Hamilton, 24, has played just three games so far with the Wolves — his first NBA action in nearly a month — but already seems to have won Saunders’ confidence. That’s partly because Pekovic and Kevin Garnett in essence have missed the past two games, and Saunders needed another healthy big body up front. It’s also partly because Hamilton has produced, following up a 28-minute, 15-point, three-rebound game Wednesday with a 34-minute, 17-point, 10-rebound double-double Friday.

Wednesday’s 15 points were a career high that he matched Friday against the Thunder. His 34 minutes played Friday were a career high as well.

Saunders has followed Hamilton’s career since friend Fred Hoiberg tried unsuccessfully to get Hamilton to stay at Iowa State shortly after Hoiberg was hired as coach there. Feeling he needed a fresh start even though he says now he liked Hoiberg, Hamilton transferred for his final collegiate season to LSU. Active, mobile and skilled, he attracted Saunders’ attention by playing summers at a somewhat secretive Las Vegas camp run by longtime NBA assistant coach Tim Grgurich.

“He knows how to play,” Saunders said. “Sometimes you need to put some guys in there who won’t screw it up for somebody else. Sometimes you just need a guy you can put in there. He’s a 7-foot Robbie Hummel. He’s going to go in there, know every coverage and what he needs to do.
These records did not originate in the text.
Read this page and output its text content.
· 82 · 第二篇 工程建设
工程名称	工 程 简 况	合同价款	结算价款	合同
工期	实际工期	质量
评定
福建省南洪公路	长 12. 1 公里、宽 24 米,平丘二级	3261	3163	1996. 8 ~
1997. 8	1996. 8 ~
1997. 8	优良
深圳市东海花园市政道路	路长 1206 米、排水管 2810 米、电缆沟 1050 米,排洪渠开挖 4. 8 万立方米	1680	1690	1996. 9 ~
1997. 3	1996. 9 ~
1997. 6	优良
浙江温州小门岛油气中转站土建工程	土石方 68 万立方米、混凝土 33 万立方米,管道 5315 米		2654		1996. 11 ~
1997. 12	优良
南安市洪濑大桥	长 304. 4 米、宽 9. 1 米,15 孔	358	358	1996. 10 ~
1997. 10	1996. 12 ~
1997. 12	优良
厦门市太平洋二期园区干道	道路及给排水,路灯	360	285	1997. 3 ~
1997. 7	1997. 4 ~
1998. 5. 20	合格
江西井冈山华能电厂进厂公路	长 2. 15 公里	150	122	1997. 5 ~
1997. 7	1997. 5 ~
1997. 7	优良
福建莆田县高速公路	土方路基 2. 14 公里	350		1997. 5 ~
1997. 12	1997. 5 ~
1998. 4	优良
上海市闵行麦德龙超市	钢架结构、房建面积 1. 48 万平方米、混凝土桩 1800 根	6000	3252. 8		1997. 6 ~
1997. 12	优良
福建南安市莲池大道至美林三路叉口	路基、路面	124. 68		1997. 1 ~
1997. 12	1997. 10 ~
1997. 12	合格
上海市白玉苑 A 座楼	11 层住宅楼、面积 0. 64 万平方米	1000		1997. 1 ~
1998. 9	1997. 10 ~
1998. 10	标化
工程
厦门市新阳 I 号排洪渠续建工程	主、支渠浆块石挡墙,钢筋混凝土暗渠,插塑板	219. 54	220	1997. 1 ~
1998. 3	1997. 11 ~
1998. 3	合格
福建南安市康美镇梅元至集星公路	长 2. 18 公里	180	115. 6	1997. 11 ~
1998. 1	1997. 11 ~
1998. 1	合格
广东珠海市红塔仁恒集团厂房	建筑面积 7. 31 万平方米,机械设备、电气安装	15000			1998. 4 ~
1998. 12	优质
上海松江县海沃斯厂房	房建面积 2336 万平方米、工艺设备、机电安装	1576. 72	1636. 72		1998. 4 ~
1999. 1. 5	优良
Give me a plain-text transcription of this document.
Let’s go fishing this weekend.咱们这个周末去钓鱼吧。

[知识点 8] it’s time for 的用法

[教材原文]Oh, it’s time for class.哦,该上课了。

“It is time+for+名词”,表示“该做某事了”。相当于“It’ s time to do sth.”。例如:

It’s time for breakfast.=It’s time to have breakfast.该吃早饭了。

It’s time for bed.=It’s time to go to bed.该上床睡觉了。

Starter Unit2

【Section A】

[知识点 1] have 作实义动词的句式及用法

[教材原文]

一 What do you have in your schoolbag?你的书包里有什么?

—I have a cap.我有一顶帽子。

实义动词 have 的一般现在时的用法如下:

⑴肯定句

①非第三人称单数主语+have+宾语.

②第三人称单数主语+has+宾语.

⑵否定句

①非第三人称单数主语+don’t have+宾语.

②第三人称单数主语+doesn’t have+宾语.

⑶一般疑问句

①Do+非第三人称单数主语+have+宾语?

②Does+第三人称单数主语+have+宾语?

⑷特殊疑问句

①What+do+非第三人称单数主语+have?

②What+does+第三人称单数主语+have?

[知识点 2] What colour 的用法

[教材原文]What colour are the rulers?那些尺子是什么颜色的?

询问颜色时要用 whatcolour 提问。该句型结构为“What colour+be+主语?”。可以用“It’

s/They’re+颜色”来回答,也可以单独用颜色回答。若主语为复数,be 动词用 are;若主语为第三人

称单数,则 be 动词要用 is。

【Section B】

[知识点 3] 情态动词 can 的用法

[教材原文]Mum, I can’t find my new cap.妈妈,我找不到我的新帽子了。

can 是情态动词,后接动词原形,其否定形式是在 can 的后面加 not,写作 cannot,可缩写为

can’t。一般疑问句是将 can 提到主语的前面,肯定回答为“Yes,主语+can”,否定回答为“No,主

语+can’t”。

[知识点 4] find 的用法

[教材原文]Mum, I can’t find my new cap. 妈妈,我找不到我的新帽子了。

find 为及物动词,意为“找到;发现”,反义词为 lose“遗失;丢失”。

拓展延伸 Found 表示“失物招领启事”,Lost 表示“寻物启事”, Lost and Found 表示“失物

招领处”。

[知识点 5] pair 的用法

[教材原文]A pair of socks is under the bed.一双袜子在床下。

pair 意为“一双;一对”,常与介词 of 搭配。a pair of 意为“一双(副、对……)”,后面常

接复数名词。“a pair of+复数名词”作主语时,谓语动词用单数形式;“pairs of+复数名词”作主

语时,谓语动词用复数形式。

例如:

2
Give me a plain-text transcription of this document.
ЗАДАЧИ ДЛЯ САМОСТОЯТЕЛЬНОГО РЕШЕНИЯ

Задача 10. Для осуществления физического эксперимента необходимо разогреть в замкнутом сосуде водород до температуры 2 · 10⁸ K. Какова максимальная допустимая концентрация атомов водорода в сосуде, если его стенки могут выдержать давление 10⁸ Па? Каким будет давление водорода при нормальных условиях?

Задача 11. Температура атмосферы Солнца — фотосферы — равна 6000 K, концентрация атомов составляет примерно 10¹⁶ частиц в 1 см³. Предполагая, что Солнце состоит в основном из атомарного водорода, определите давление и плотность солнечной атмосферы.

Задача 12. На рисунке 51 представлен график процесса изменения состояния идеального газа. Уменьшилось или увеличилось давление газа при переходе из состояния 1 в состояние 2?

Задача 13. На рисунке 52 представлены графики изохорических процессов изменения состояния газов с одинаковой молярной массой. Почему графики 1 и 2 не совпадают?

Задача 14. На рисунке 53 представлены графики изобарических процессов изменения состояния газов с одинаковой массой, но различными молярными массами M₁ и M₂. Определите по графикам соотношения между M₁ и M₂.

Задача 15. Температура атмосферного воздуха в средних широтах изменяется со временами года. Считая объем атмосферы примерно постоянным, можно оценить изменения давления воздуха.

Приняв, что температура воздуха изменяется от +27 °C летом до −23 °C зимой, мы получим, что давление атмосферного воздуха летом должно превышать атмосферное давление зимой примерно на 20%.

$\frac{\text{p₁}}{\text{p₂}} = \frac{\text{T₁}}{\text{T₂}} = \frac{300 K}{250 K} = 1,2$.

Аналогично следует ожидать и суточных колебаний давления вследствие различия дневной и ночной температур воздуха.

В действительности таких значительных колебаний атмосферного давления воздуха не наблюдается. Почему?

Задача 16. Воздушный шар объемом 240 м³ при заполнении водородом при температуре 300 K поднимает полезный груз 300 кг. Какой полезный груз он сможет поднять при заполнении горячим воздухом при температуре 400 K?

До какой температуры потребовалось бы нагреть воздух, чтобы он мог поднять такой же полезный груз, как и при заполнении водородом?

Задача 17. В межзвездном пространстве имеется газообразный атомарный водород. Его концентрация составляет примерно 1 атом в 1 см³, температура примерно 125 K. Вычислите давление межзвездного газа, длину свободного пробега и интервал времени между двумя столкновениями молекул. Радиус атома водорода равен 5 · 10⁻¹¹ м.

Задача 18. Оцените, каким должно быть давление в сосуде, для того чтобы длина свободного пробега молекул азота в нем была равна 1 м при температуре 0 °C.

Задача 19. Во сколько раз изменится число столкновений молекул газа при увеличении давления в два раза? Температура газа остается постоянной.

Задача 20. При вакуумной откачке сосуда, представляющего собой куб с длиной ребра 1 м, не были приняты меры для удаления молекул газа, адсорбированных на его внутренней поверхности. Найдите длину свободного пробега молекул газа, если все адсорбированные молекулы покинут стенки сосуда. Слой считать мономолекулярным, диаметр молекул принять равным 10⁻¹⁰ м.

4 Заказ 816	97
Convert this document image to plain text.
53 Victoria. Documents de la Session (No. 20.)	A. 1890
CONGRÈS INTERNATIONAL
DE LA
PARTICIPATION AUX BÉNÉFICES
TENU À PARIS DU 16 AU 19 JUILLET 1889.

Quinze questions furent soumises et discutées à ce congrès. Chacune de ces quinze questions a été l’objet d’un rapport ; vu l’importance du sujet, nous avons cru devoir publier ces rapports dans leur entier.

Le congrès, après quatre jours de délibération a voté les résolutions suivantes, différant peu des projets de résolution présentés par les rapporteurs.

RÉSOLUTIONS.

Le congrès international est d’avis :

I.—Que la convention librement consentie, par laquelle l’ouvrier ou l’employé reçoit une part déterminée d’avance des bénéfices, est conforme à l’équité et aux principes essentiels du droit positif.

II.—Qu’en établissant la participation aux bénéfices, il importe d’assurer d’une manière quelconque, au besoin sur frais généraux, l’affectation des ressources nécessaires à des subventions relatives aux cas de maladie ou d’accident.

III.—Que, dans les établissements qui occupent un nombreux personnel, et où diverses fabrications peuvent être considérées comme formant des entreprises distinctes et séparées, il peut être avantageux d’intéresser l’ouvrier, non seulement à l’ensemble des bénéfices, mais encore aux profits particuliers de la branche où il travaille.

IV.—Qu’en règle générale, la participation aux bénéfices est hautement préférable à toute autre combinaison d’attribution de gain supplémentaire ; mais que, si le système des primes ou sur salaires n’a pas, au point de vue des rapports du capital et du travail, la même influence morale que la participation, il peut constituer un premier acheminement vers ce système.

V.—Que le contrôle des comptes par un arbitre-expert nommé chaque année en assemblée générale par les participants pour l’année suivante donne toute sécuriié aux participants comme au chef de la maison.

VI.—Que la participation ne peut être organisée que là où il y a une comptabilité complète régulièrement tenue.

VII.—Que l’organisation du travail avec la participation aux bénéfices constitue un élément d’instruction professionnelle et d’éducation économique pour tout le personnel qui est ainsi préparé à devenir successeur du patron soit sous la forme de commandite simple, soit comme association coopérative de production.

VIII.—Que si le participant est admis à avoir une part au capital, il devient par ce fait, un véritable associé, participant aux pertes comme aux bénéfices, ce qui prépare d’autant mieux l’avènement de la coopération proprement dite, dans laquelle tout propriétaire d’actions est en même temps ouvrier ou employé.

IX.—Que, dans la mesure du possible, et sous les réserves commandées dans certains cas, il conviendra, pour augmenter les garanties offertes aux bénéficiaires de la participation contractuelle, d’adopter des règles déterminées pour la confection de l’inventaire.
If he gets beat, it won’t be because he made a mental mistake.”

Saunders praised Hamilton’s ability to defend pick-and-roll plays, shooting range, court sense and an ability at 7 feet to run like he was Hummel’s 6-9, all of that these past three games with just one practice behind him.

“He can really run the floor,” said Pekovic, whose running and playing have been curtailed again by painful ankle bursitis. “Makes me jealous.”

Hamilton is back to good health after undergoing a September procedure that corrected a common abnormal heart rhythm.

Now he just needs to learn his new team and new teammates, both on the court with his play and perhaps off the court in snippets of conversation with Pekovic in a mysterious language behind the coach’s back.

“I haven’t heard them yet,” Saunders said. “I hear enough from Pek on the bus. I don’t need to hear anybody else. Pek talks loud enough for three people. That’s enough for me.”